# This year at Universal Halloween Horror Nights 2012!!!



## KingCrabLegs 1.99LB (Jul 21, 2011)

one of the themes there doing is Silent Hill! 

http://www.halloweenhorrornights.com/hollywood/2012/teaser/


----------



## kingcoop80 (Jul 21, 2011)

Yea saw that the other night. Ive gone the last 3 years and was pretty pleased, also looking forward to this years but silent hill ? I feel they could of come up with a better maze then that, in my opp its old and not up to date. I've heard walking dead may be a maze and iam really really hoping for a trick r treat maze but I doubt it. We are going on the 13th, what date do u plan to attend ?


----------



## osenator (Nov 3, 2009)

Oh man! Oh man!


----------



## ThAnswr (Dec 17, 2008)

My daughter and I go to Halloween Horror Night every year. I look forward to it all year long. 

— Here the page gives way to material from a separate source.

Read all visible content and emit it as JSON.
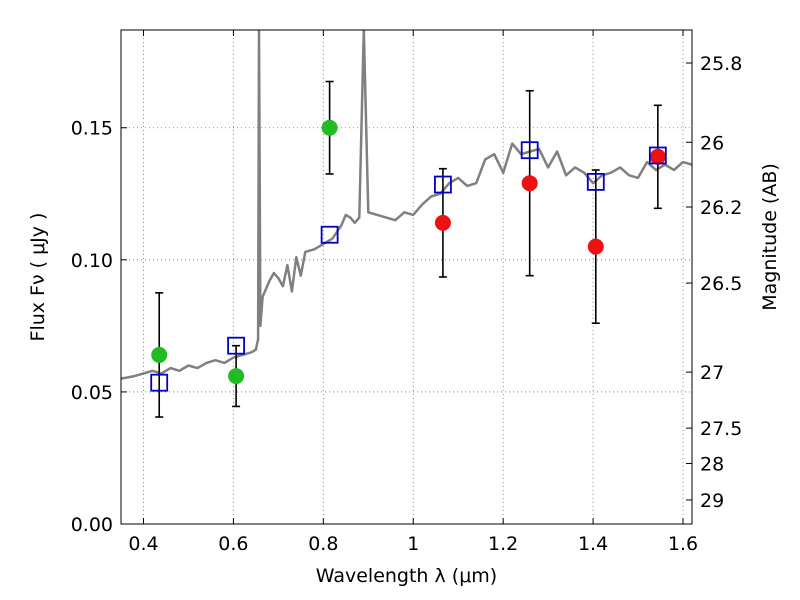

Silent Hill should be a dandy.


----------



## RattandRoll (Sep 6, 2007)

Silent Hill is awesome love the games and the film. This is a cool theme


----------



## zombies_everywhere! (Apr 14, 2012)

Can't wait! look forward to it every year. makes working there worth while during the rest of the year  Just hoping this year they switch it up a little instead of repeating a maze they had the year before. because it seems theyve done that for the past few years. this past halloween they repeated the House of 1000 Corpses maze. And the year before they repeated the Saw maze. I prefer seeing more of a mix. But we shall see! Still can't wait. We'll keep you guys informed as we find everything out


----------



## KingCrabLegs 1.99LB (Jul 21, 2011)

Not sure on what day yet i'm gonna go.. and as a treat I'll let you know tomorrow because there going to make another announcement for what to expect this year for Halloween Horror Nights... my GF works there and gives me the scoop!! I'm applying to become a scare-actor to work in the House of Horror! and its year round and being a haunter you couldn't ask for anything more


----------



## zombies_everywhere! (Apr 14, 2012)

UPDATE. It was confirmed today that The Walking Dead will be one of the maze themes for this year!! I am beyon excited for this one


----------



## kingcoop80 (Jul 21, 2011)

Yes Walking Dead should be amazing! Man I want a excorcist and Trick R treat Theme !!!!!


----------



## IowaGuy (Jul 30, 2012)

I'll be the newbie who asks, what is this Halloween Horror Night?


----------



## Dr_zombie (Aug 15, 2012)

I.was not impressed with uhhn.... I went two yrs ago and I paid for the express pass thing and felt that I wasted my time.. I had more fun walking around the different themes scare zones. I actually had more fun at disney, but thats cause I knew that it wasnt going to try its hardest to scare me..


----------



## kingcoop80 (Jul 21, 2011)

Tix went in sale today. Got our front of line passes. Cant wait for texas chainsaw!!


----------



## BobbyA (Aug 20, 2010)

So guess where I went today....
Toured a new house at HHN Orlando. Son won a facebook contest and I got to be his plus 1.
The house is called Gothic, a cathedral under renovation. However something has disturbed the inhabitants. 
Do you like gargoyles, hope they like you.
The cathedral is constructed in sound stage 20, where you can appreciate the soaring view (a hint). 
There are some very good effects in the house, but I really don't want to spoil it for you. 
We also had a chance to chat and ask questions of HHN designers, Patrick Braillard and Kim Gromoll 
Universal is going to be releasing more info on this year's houses at midnight tonight, including this one. 
A very cool way to spend the day.


----------



## Brandi-Bobby Holderman (Sep 13, 2012)

My daughter is begging to go and she is 10. She has watched the youtube previews, she has seen Silent Hill, and The Walking Dead. What do yall think?


----------